15
Oct
10

YOUR WAITRESS WANTS TO FUCK YOU

Well, no, she doesn’t. In fact she probably has more contempt and hatred for you than anyone else on earth. But would you buy more food or leave a bigger tip if she acted like she was genuinely attracted to you? Yeah, you would. Don’t even bother thinking about that one.

I’ve worked in plenty of restaurants. I’ll admit I’ve never waited tables, but I’ve done just about everything else. Working in a restaurant is misery and hell. In Britain, however, there’s a new trend amongst eateries which is being studied by restaurant owners in America. According to the Guardian:

 

“Actors, musicians and other performers have been drafted in to help staff improve their interactions with customers. Amongst them is “classical actor” Karl James, founder of The Dialogue Project, a school that helps people master the art of conversation, who will teach staff “how to flirt (subtly) with customers so they feel more comfortable and relaxed”

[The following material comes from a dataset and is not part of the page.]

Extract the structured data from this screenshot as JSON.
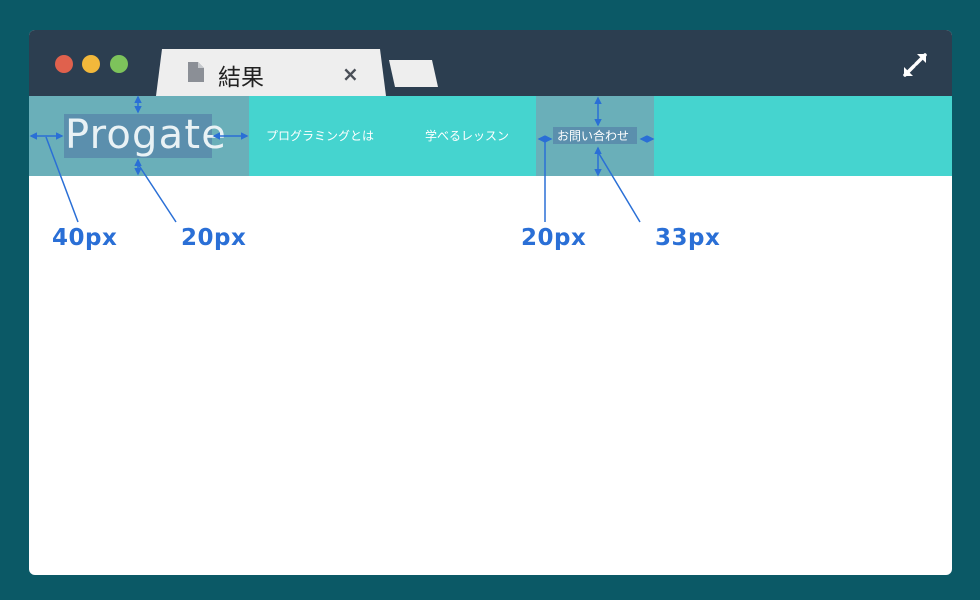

Do we really need a school to teach us the “art” of conversation? It’s not an “art”, first of all. I say something. You say something. It’s that simple. We don’t need to throw in subtle eyebrow gestures or secret winks or that kind of bullshit.

They say most communication is non-verbal. Well, more of it should be verbal. In fact I think the law should state quite clearly that all communication must be verbal. Non-verbal communication is all well and good for bats and monkeys. But, we’re humans. We can speak. That’s why we run this planet. If you’re going wiggle your ears or pat your tummy instead of speaking to me then go live in the goddamn forest with the rest of the animals.

Anyway, this is the part of the story that got me. The Guardian quotes this dick-sniffing actor Karl James (the man who can teach you how to talk to people because you’re too dumb to know how) and I think he really sums up the mentality here:

 

“There’s a difference between flirting with someone and coming on to them. We’re not asking them to do that – that would be mad. But if you’re a guy and a really gorgeous Italian girl comes to your table it’s great to meet somebody like that. It’s even better to hear her talk with passion and authenticity about the ingredients on the menu – that’s the flirtation we’re talking about.”

 

This is one of the stupidest things I’ve ever read. I don’t know what daytime soap opera this tool has been watching but people who come into restaurants usually don’t know jack shit about the ingredients. And no, there is not a difference between flirting and coming on to someone. You wouldn’t flirt with someone you didn’t want to have sex with. Someone flirts with me and they better be ready for the last ten minutes of THE BROWN BUNNY.

Personally, I tip more when my waiter or waitress doesn’t try and socialize with me. I’m there to eat, not to communicate; with my mouth or with anything else. And, to be honest, I usually leave my server alone because you should never get on the wrong side of someone who brings you your food. I see it as a simple, quiet understanding.

But, hey, if my waitress genuinely wants to nail me then so much the better. I’ll just skip dessert.